Pulmonary Toilet? Huh??? - page 3

Has anyone ever heard this term used? I had never heard it before lecture today and I am flabbergasted! Any explanation and if anyone knows where this term comes from would be greatly appreciated.... Read More

  1. by   jill48
    Quote from rngreenhorn
    Ah yes, the "rectal vault", also known as the "loading dock."

    But, not to be confused with Al Capone's vault. Let hope we never see a Geraldo Rivera special in which he is about to discover the contents of the rectal vault.

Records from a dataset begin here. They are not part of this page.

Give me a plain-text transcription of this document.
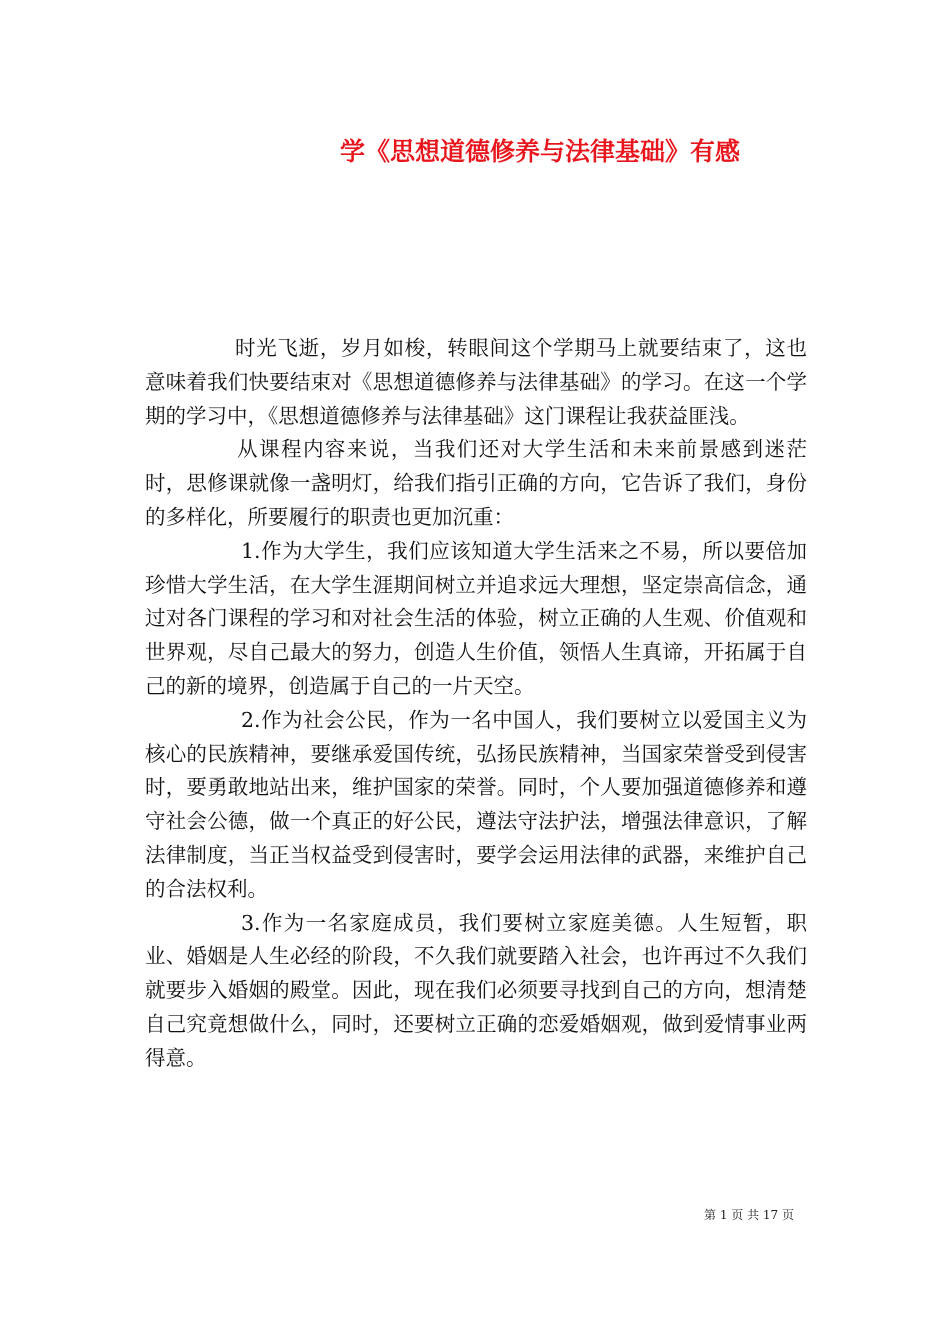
学《思想道德修养与法律基础》有感

时光飞逝，岁月如梭，转眼间这个学期马上就要结束了，这也意味着我们快要结束对《思想道德修养与法律基础》的学习。在这一个学期的学习中，《思想道德修养与法律基础》这门课程让我获益匪浅。

从课程内容来说，当我们还对大学生活和未来前景感到迷茫时，思修课就像一盏明灯，给我们指引正确的方向，它告诉了我们，身份的多样化，所要履行的职责也更加沉重：

1.作为大学生，我们应该知道大学生活来之不易，所以要倍加珍惜大学生活，在大学生涯期间树立并追求远大理想，坚定崇高信念，通过对各门课程的学习和对社会生活的体验，树立正确的人生观、价值观和世界观，尽自己最大的努力，创造人生价值，领悟人生真谛，开拓属于自己的新的境界，创造属于自己的一片天空。

2.作为社会公民，作为一名中国人，我们要树立以爱国主义为核心的民族精神，要继承爱国传统，弘扬民族精神，当国家荣誉受到侵害时，要勇敢地站出来，维护国家的荣誉。同时，个人要加强道德修养和遵守社会公德，做一个真正的好公民，遵法守法护法，增强法律意识，了解法律制度，当正当权益受到侵害时，要学会运用法律的武器，来维护自己的合法权利。

3.作为一名家庭成员，我们要树立家庭美德。人生短暂，职业、婚姻是人生必经的阶段，不久我们就要踏入社会，也许再过不久我们就要步入婚姻的殿堂。因此，现在我们必须要寻找到自己的方向，想清楚自己究竟想做什么，同时，还要树立正确的恋爱婚姻观，做到爱情事业两得意。

第 1 页 共 17 页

    But, I digress. Remember never to flush the contents of the rectal vault in the pulmonary toilet.

  2. by   blueheaven
    Crumping, crashing and burning, circling the drain. Our morgue is on 4D so sometimes we say they were transferred to 4D. There is another term we use here... DFO. Done fell over (off). This refers to people who fall over and someone decides to call a code blue. This happens usually in the morning after people have been seen in the methadone clinic and waiting for their primary care appt. We get there and they are still breathing etc...nurse A "Did they make it?" nurse B "Sure! It was a DFO!"
  3. by   gr8rnpjt
    I have heard that this is a strictly local term (Pittsburghese):

    Ceased to breathe (died)
  4. by   AvidExplorer
    This is basically a catch-all phrase, meaning anything & everything from incentive spirometry to chest percussion to postural drainage. The idea behind pneumonia prevention, cystic fibrosis treatment, etc, is to clear the lungs of fluid and secretions. Gravity being what it is, positioning, encouraging pts to cough, deep breathe, & use IS are all considered pulmonary toileting. Chest percussion (cupping your hands and pounding over the lung fields) and suctioning are also methods used, particularly with pts who are unable to assist much in the process. A lot of the older docs still use this terminology, so it is good to know what it means!!!!
  5. by   jstbreathe
    "you can do something called "incentive spirometry" which is kind of a lung exercise. You breathe into a device with a ball that bounces up when you blow. The object is to blow hard enough that the ball bounces higher. This is supposed to keep your airways open (by making you breathe forcefully)"

  6. by   caroladybelle
    Quote from DDRN4me
    Good , agressive pulmonary toilet often helps a crumping patient:spin:
    By the same token, when ordered on a frail elderly pt with low platelets/on blood thinners...it can lead the stable pt into "circling the drain".